A Benders Decomposition-Based Matheuristic for the Cardinality Constrained Shift Design Problem

Abstract

The Shift Design Problem is an important optimization problem which arises when scheduling personnel in industries that require continuous operation. Based on the forecast, required staffing levels for a set of time periods, a set of shift types that best covers the demand must be determined. A shift type is a consecutive sequence of time periods that adheres to legal and union rules and can be assigned to an employee on any day. In this paper we introduce the Cardinality Constrained Shift Design Problem; a variant of the Shift Design Problem in which the number of permitted shift types is bounded by an upper limit.
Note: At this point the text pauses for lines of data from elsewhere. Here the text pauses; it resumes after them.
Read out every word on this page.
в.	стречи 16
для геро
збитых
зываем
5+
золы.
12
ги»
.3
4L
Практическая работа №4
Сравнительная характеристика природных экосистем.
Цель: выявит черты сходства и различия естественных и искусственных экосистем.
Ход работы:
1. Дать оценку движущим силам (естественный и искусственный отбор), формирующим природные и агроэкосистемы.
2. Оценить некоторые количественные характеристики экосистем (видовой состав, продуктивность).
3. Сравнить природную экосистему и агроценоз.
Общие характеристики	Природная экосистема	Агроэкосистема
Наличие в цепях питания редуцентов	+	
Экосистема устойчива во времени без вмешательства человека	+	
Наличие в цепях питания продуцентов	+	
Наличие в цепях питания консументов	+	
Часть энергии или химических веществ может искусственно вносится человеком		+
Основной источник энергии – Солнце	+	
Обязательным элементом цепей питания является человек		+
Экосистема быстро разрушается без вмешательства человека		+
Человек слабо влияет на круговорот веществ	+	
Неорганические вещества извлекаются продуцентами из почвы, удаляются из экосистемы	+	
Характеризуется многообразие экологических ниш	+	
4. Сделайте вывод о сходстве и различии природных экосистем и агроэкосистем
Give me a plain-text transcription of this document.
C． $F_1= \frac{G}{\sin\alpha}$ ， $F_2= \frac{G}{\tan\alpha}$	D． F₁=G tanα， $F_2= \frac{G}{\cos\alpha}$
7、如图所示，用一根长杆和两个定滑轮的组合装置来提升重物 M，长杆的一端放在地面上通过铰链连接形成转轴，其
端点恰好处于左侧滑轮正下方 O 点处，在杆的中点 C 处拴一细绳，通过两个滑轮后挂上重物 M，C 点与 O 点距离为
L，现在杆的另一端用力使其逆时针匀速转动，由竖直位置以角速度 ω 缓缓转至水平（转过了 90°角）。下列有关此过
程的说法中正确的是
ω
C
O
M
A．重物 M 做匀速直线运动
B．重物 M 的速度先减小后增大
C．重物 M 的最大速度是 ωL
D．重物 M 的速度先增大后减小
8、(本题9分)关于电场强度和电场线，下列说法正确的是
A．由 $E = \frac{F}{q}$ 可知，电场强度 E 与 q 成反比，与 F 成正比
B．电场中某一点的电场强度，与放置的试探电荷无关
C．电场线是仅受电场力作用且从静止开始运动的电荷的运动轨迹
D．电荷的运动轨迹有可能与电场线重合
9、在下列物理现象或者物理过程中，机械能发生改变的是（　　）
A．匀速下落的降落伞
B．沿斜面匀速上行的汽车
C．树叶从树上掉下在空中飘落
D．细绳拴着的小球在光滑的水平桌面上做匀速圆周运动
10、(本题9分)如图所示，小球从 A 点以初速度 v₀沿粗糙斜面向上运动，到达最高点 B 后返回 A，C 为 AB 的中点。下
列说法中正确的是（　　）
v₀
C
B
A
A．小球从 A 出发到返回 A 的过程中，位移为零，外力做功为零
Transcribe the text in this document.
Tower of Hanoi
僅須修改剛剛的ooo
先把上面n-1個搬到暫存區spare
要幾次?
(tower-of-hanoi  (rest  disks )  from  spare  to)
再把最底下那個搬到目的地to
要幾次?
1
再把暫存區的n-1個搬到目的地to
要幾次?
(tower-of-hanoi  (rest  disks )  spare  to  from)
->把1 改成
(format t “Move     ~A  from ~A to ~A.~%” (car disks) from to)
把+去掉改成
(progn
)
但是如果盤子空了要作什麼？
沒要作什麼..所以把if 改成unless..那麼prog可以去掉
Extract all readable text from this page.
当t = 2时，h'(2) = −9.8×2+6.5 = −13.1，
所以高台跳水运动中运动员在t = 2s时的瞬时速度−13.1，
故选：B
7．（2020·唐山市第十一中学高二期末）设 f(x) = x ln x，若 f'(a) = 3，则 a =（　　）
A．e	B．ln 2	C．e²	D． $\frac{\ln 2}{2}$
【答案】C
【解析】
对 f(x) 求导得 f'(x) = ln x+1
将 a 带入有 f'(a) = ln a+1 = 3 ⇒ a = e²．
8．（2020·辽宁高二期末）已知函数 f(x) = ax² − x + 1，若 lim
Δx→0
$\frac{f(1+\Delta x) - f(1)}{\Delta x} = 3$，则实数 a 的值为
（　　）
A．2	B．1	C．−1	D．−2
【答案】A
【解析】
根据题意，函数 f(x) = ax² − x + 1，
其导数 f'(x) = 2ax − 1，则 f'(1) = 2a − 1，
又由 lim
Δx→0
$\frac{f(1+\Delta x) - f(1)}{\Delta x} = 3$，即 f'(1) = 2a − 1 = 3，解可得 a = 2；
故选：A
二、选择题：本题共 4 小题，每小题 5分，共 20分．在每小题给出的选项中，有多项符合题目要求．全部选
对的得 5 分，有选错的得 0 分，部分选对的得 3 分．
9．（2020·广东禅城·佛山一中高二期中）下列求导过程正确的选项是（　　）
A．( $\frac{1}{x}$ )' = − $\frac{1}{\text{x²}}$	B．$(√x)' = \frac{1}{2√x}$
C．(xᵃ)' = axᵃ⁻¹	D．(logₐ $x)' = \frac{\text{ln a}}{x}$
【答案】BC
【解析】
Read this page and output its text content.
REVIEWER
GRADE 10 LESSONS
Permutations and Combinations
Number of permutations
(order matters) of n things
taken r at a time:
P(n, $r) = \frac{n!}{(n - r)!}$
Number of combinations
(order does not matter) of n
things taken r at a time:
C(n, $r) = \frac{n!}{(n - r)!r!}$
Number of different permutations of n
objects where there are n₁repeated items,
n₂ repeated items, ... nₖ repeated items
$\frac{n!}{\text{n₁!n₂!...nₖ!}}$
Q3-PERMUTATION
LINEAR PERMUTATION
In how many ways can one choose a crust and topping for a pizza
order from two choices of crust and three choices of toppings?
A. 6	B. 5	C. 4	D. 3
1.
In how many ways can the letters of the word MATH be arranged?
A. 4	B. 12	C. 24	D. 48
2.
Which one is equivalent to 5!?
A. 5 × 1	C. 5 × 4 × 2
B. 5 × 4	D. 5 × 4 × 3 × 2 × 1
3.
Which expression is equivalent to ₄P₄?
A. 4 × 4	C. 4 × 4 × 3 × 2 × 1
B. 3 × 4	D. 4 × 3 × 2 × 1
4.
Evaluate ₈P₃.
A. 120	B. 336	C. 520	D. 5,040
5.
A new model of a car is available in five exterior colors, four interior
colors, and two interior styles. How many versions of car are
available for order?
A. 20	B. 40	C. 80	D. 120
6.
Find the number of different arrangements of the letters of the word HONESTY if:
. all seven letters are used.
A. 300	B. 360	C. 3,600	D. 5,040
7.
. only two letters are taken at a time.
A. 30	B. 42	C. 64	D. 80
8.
We present an Integer Programming model for this problem and show that its structure lends itself very naturally to Benders decomposition. Due to convergence issues with a conventional implementation, we propose a matheuristic based on Benders decomposition for solving the problem. Furthermore, we argue that an important step in this approach is finding dual alternative optimal solutions to the Benders subproblems and describe an approach to obtain a diverse set of these. Numerical tests show that the described methodology significantly outperforms a commercial Mixed Integer Programming solver on instances with 1241 different shift types and remains competitive for larger cases with 2145 shift types. On all classes of problems the heuristic is able to quickly find good solutions.